Attorney-at-Law

HEADLINE NEWS?

In Uncategorized on 07/13/2021 at 16:14

Just lately there has been a lot of news around this Minor U.S. Outlying Island concerning payment of personal expenses from corporate sources. I’d commented elsewhere that such delictions might be alleged against any number of corporate entities and their controlling persons. Today we have proof of my assertion, in fifty-nine (count ’em, fifty-nine) pages of Judge Elizabeth Crewson Paris’ prose; read all about it in Blossom Day Care Centers, Inc., 2021 T. C. Memo. 87, filed 7/13/21. Except the docket for the case is blocked, and says it’s sealed; exactly why I can’t tell*.

The case is the usual. Officers and their family members used AMEX and CitiCards issued in the corporate name, with all charges paid for by the corporation, for personal expenses and more. And there’s unreported income and self-rentals, but nothing new there either.

“In addition to routine personal purchases, such as restaurant meals, auto expenses, and personal medical expenses, the Hs either used the corporate credit card to pay or had petitioner pay their personal credit cards for such expenses as college tuition, vacations, jewelry, and other luxury items. The H children continued to make personal purchases with the credit cards even during periods when they were not employees of petitioner or H Corp.” 20-21 T. C. Memo. 97, at pp. 10-11. (Names omitted).

But the Hs are spared Section 6663 fraud chops because their trusty CPA and later their equally trusty employee bookkeeper made  “Note Receivable from Officers” entries.

“Regarding the inappropriate deductions, respondent is correct that petitioner claimed large deductions for expenses either that were personal or that lacked a demonstrated business purpose, and the Court has sustained respondent’s disallowance of such deductions in large part. However, petitioner maintained a running balance, reported on its returns as ‘Note Receivable from Officers.’ The balance of the purported note increased from $236,189 at the beginning of 2004 to $1,332,006 at the end of 2007, an increase that closely tracks the credit card expenditures respondent determined to be personal expenses.

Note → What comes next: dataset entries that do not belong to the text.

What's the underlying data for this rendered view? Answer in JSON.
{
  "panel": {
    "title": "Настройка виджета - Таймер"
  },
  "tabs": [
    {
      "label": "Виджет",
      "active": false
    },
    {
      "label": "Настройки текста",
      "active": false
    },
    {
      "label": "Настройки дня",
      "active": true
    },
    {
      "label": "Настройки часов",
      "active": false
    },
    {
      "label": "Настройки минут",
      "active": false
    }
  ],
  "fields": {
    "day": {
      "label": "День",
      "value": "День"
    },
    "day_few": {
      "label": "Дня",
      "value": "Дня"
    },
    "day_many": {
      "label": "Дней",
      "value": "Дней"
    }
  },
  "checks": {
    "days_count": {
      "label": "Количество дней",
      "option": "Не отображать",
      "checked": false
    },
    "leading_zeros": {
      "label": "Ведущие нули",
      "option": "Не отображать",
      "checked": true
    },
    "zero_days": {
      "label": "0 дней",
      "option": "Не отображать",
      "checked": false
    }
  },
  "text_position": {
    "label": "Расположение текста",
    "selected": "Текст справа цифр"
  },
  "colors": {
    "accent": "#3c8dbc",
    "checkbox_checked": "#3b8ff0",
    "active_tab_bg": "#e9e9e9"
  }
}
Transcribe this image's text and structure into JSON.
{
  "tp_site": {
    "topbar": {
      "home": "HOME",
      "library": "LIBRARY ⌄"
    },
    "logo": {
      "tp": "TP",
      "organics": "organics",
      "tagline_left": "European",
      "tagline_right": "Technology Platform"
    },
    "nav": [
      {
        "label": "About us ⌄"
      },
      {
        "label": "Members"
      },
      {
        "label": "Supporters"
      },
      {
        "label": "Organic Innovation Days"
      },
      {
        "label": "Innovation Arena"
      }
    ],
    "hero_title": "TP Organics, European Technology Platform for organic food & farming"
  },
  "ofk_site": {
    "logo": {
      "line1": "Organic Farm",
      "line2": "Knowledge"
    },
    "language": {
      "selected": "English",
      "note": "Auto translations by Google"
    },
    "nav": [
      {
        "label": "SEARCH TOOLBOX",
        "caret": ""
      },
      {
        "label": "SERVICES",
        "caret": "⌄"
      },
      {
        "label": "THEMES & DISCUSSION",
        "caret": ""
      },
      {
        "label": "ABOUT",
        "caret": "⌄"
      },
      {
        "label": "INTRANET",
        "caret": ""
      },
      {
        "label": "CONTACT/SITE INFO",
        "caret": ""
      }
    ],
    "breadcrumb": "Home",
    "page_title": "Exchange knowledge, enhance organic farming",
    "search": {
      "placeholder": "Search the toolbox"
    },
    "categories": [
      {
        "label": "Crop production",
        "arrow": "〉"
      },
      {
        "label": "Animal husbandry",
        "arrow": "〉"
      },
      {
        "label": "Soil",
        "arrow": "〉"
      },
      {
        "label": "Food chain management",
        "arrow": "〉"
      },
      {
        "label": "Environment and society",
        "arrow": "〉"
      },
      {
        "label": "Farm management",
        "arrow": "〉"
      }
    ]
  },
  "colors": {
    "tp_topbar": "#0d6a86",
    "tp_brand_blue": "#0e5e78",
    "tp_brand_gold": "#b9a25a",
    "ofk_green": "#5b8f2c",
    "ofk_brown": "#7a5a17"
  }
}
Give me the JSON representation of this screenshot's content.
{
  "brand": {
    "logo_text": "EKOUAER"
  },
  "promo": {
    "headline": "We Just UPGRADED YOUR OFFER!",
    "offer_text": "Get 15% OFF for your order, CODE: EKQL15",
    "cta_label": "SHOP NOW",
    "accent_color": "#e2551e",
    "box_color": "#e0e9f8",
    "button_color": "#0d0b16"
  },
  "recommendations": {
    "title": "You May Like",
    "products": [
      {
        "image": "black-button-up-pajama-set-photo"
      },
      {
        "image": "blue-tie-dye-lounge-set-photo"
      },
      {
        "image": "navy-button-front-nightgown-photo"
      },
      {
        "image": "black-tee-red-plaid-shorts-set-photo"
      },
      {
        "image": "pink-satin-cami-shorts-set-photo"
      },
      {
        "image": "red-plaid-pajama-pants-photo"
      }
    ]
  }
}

Petitioner’s recording and reporting of the expenses indicates an acknowledgment of their personal nature and an intention to repay or recognize as dividends the deemed distributed amounts at some point in the future, albeit an unspecified and indeterminate one.” 2021 T. C. Memo. 87, at p. 55.

So while the “Note Receivable” isn’t a note (or at least none was proffered on the trial), and maybe doesn’t truly evidence a debt, for want of documentation, stated maturity, interest, stated events of default, and suchlike, reporting it on the returns might just be enough to dodge “clear and convincing” proof of fraud. And the corp did overstate receipts in two years, while understating same in two others. After all, maybe sloppy saves the day. Except maybe it’s a guaranty you’ll be audited. Don’t try this at home (or anywhere else).

There’s no need for Boss Hossery for the Section 6662a chops when a corp is the target, and IRS came up with a Boss Hoss signed-off copy of the answer before first asserting chops. However, I question Judge Paris’ reliance on Koh unless it has been established that the first mention of chops did not occur until after the Boss Hoss signed-off answer had been served; see my blogpost “Greaves on Graev,” 6/4/20.

The corp’s Section 45A Indian employment tax credit fails for illegible records. And while Mrs. H is an Indian, she owns 51% of the business, and that sinks her claimed credit. (Name omitted).

So despite our local prosecutors’ proclamations that they have trodden new ground, or at any rate have found a novel dodge, this story and theirs are both many-times-told tales.

*Edited to add, 4/5/22: Though sealed on the Tax Court website, despite the Genius Baristas’ averments that they would unseal whatever they could (yeah, roger that, most F affirmative (the F is for emphasis)), the opinion is all over the internet.